La méthodologie de la connaissance a toujours servi de pont entre les sciences humaines et les idéologies. Ainsi, si la gnoséologie est la compréhension non seulement des lois de l'univers, mais aussi des lois de la conception du monde — c'est-à-dire de ce qui s'est passé historiquement et ce qui se passe en temps réel dans la conscience de l'humanité et dans les millions de têtes d'individus précis — alors la méthodologie n'est pas seulement les lois et les méthodes de la connaissance développés par une science comme la logique, mais aussi les façons de voir le monde, ainsi que les interprétations personnelles des processus qui s'y déroulent.

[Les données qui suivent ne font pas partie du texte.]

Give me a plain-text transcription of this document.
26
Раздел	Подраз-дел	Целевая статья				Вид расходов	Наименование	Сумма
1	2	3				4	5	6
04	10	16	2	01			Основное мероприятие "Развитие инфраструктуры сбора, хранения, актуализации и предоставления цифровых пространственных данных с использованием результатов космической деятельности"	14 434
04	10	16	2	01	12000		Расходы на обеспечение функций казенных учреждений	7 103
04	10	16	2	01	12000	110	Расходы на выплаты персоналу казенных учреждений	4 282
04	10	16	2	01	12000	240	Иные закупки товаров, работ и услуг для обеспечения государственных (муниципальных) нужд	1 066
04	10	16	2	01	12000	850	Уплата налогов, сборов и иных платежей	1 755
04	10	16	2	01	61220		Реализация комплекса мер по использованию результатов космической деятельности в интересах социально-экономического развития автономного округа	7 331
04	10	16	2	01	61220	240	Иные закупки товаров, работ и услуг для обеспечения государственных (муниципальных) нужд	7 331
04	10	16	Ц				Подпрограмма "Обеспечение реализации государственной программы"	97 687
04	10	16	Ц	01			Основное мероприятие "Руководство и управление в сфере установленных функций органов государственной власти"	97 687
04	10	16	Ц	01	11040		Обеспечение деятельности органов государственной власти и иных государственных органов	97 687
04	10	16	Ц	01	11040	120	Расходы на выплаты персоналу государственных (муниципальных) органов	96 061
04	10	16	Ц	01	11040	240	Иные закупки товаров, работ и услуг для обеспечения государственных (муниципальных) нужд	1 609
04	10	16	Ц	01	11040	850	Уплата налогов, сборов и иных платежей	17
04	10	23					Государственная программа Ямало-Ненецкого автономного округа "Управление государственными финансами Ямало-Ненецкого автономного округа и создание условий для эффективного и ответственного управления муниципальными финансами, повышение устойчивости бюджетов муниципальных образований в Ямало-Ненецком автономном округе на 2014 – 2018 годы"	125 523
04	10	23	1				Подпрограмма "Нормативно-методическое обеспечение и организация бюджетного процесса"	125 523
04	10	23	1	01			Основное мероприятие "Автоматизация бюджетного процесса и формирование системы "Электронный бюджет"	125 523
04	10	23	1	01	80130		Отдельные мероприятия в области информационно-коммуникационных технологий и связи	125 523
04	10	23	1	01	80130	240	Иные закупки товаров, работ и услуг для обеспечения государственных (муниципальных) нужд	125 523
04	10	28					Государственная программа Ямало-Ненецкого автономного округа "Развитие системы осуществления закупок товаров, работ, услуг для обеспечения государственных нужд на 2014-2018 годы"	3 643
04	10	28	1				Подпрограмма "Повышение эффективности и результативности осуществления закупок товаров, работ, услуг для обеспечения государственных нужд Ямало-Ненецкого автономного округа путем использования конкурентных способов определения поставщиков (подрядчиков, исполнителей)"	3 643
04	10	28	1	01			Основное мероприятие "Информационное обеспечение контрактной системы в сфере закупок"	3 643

Dans les sciences sociales modernes, selon l'avis du sociologue américain George Ritzer, il existe "cinq grands paradigmes méthodologiques" (en fait plus), c'est-a-dire cinq perspectives, angles visuels, modèles explicatifs de référence, sur lesquels sont basées des idéologies différentes. Sur la base de chaque paradigme se fonde une certaine attitude de ses auteurs, à la fois individuelle et collective, envers la réalité objective, et dans ce sens, tout paradigme est un espace du subjectif, et c'est à partir de la subjectivité, de la mise au centre des réflexions d'un certain intérêt personnel, que toute conceptualité, comme on le sait bien, commence. Et puisque qu'il y a une multitude de paradigmes méthodologiques, l'appréciation spéculative des raisons du choix d'un d'entre eux en tant que paradigme essentiel pour la formation de la nouvelle idéologie russe, nous paraît improductive. Compte tenu du fait que la méthodologie implique non seulement les moyens de connaissance bien précis, mais, avant tout, la clarté des objectifs de toute activité intellectuelle (qui sont, donc, toujours, paradigmatiques), c'est bien l'établissement de l'objectif que nous considérons comme le critère clé pour évaluer le choix de l'auteur de tel ou tel paradigme de la connaissance, de l'explication du monde et de la conception idéologique et politique. Ici nous ne sommes pas originaux.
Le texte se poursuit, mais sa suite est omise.